In Mexico, where a socialist revolution didn’t occur unlike Cuba, workers and farmers there continue facing a repressive police and military apparatus alongside reactionary drug cartels. Families of the kidnapped and murdered 43 students held protests, calling-out the Mexican government for working hand in glove with the cartels, at every level. Mexican workers, unions and organizations continue fighting for an independent class path, as the reformist “AMLO” has proven useless.
While both capitalist parties and reformist “third parties” are unable to provide any real answers for working people, the Socialist Workers Party stands alone in offering humanity a way forward, starting with leading the fight against Jew hatred. In the moments after news of Kristallnacht made its way across the Atlantic, the predecessor of the SWP immediately mobilized defense and solidarity for Germany’s Jews. They countermobilized 50,000 against a fascist meeting in New York, Feb. 1939.

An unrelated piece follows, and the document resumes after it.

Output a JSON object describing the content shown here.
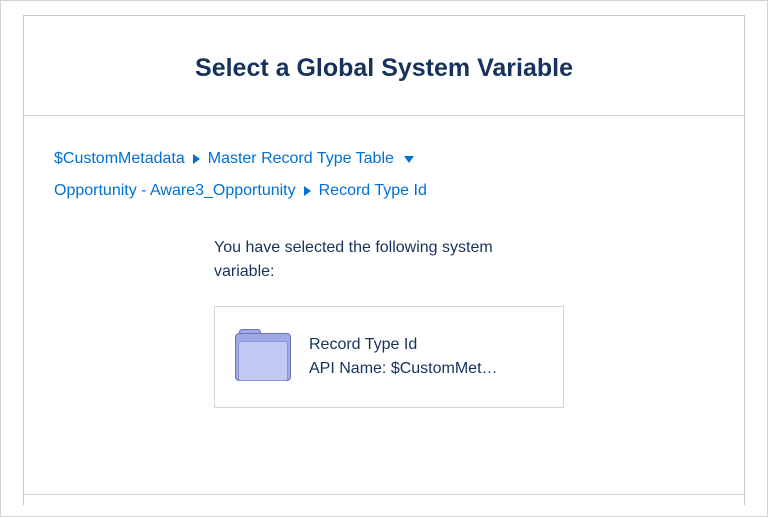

The SWP was built on the Bolshevik Revolution of 1917’s continuity, the first workers revolution to overthrow capital and form a government based on its class rule, as well as the Cuban Revolution’s, the second successful socialist revolution. Society, class-divided, can only survive if workers transform it into a socialist society. Building such a leadership, to lead our class in transforming our unions and class-organizations into revolutionary instruments to achieve this historic task, is the SWP’s main objective.